Abstract

We thank the authors for their excellent review article. However, it is only of limited value in terms of an oncologically correct approach for specialist physicians in private practice. The authors describe in their article that after magnetic resonance tomography-aided planning, a primary R0 situation can mostly be achieved and reconstruction can be performed simultaneously. According to what we know, in case of high-grade sarcomas that are located deep within the tissue, even maximum planning and using microsurgical methods, positive resection margins cannot be avoided with any degree of certainty unless one is willing to accept primarily functional damage. Especially where the tumor has infiltrated large nerves or blood vessels, adjuvant measures should be taken to enable local control. We are surprised that extensive reconstruction is performed before the histopathological results have become available. This does not seem helpful, especially with regard to morbidity associated with the harvesting of flap grafts. Liberal use of radiotherapy in high-grade sarcomas and R2 resected low-grade sarcomas can be recommended. In a Scandinavian cohort of patients with 1093 soft-tissue sarcomas, additional adjuvant/additive radiotherapy in high-grade sarcomas resulted in an improved local control rate, for any combination of location and resection status. Even patients with marginal or R2 resected subfascial low-grade sarcomas benefited from radiotherapy (1). In the meantime, two large epidemiological studies have been published that show a survival advantage due to adjuvant radiotherapy.
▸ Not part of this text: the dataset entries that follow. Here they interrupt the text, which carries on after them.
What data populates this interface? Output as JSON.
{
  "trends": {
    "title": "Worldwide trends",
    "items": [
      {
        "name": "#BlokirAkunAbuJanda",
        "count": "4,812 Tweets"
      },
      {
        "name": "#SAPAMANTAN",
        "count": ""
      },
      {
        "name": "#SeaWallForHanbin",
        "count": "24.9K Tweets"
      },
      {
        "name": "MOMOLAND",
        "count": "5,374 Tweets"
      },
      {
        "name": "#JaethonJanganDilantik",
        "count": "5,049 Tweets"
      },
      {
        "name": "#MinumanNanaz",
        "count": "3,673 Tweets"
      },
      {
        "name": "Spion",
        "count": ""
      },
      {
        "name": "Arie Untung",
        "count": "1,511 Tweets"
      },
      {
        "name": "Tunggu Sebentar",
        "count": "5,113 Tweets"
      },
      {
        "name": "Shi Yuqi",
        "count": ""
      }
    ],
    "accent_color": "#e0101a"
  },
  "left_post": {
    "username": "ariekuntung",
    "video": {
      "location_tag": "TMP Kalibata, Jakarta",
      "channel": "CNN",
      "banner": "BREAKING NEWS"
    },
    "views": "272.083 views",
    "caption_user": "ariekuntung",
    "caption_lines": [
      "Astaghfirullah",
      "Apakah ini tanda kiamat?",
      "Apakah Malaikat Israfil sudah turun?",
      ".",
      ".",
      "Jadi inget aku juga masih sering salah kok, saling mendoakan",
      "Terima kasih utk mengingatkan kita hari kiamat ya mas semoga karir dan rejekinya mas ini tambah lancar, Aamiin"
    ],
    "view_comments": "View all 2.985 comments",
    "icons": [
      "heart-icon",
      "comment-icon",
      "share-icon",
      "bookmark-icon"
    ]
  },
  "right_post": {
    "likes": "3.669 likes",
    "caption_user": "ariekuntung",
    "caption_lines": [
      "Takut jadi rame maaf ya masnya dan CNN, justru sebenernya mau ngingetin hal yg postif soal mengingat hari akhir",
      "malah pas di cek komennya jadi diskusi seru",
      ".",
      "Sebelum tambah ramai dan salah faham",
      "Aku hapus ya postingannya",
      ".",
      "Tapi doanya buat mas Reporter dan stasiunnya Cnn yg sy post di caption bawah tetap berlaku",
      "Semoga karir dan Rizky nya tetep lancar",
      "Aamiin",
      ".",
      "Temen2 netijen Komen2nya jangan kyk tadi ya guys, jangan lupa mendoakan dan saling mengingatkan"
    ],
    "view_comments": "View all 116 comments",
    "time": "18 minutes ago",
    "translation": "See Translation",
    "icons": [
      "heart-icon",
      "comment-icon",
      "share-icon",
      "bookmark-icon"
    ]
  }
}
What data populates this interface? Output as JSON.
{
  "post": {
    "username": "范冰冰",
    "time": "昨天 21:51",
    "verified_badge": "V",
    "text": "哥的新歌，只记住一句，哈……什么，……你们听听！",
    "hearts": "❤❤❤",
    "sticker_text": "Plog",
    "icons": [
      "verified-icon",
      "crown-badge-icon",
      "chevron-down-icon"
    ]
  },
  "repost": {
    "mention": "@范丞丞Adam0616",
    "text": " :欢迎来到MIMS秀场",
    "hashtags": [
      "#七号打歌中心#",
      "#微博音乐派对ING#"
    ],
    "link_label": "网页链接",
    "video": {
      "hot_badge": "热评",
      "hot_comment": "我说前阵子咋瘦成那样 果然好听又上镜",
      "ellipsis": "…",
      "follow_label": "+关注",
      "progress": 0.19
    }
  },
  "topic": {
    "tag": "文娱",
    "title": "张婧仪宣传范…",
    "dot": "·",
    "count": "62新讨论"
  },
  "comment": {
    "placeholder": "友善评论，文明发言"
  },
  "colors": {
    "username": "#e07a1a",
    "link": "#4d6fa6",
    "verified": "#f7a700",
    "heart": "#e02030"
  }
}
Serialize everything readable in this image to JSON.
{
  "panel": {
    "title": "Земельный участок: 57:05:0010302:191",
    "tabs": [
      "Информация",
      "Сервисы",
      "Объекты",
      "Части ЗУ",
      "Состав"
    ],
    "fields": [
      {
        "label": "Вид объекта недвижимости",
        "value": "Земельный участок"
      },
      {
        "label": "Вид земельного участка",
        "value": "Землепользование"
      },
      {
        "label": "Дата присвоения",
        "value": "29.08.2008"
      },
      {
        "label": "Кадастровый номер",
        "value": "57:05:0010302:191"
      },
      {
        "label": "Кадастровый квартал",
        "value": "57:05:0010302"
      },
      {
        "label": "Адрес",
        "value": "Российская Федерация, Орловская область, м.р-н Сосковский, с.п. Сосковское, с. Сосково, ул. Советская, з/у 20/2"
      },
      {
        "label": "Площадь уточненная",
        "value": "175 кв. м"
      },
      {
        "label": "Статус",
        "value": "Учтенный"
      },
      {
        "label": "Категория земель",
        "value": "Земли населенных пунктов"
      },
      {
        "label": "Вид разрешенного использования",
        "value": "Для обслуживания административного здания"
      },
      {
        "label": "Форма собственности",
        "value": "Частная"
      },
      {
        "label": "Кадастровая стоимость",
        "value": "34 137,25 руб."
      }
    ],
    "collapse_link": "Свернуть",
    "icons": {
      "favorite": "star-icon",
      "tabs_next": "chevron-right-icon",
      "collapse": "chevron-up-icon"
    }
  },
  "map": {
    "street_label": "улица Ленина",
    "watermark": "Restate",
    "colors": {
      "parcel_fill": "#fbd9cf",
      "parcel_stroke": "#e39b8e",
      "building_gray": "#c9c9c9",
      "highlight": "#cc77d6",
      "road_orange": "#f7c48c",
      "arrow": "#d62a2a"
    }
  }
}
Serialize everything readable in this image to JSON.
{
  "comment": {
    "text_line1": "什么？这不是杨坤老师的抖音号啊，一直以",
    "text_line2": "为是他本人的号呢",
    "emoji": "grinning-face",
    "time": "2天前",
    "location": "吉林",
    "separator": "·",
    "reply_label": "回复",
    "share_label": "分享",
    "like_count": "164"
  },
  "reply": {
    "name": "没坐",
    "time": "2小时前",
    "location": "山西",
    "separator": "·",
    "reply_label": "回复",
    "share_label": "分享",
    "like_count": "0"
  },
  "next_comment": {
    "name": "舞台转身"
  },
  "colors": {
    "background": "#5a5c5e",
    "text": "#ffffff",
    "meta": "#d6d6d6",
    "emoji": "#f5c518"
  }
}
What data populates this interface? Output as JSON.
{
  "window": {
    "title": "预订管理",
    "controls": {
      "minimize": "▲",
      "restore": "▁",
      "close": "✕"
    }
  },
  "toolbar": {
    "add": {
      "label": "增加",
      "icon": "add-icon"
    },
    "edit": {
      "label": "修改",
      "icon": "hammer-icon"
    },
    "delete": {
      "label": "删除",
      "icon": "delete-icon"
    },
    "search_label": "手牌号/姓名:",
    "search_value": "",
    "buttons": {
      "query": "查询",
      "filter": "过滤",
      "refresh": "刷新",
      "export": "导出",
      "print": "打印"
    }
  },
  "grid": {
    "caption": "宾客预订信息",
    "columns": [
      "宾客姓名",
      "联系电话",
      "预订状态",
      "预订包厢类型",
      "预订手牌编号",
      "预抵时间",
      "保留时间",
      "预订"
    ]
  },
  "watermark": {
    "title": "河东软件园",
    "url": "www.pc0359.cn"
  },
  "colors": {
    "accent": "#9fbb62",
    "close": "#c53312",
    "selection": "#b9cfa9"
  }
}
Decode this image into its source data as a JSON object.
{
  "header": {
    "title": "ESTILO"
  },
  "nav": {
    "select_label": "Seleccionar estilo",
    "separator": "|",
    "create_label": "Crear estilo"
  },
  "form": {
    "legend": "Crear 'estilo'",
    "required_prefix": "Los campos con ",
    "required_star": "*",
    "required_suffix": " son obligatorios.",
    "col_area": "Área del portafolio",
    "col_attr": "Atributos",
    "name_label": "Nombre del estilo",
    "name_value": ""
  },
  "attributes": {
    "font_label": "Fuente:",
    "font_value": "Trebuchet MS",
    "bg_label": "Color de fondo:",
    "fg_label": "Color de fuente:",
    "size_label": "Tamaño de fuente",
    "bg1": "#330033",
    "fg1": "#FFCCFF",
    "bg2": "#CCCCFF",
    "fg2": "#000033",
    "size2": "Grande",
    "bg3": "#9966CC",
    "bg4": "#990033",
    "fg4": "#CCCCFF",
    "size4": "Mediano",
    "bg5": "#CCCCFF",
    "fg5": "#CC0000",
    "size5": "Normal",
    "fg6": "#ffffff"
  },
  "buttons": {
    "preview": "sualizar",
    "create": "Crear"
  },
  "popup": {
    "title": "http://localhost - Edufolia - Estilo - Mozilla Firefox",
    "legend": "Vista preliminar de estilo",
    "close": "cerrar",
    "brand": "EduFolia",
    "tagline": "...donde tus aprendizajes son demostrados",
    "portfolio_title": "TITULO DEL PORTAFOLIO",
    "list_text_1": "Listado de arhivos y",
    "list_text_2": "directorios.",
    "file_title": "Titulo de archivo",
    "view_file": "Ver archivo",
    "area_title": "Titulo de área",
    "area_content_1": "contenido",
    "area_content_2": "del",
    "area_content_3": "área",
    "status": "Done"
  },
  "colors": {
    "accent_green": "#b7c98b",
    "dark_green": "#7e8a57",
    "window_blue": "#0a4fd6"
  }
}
In the analysis of 8249 sarcoma patients, surgery and radiotherapy were the therapeutic modalities that improved the survival rate significantly, independently of one another (2). This was not found for chemotherapy (2). The publication on chemotherapy with hyperthermia, which is now available as a full-text publication, did not show any advantage for soft-tissue sarcomas of the extremities (disease-free survival and overall survival) (3). In conclusion: Each patient with an unspecified soft-tissue tumor that cannot be declared a lipoma with complete certainty should be referred for diagnostic evaluation and further treatment to a center or a surgeon with experience in oncological orthopedic surgery.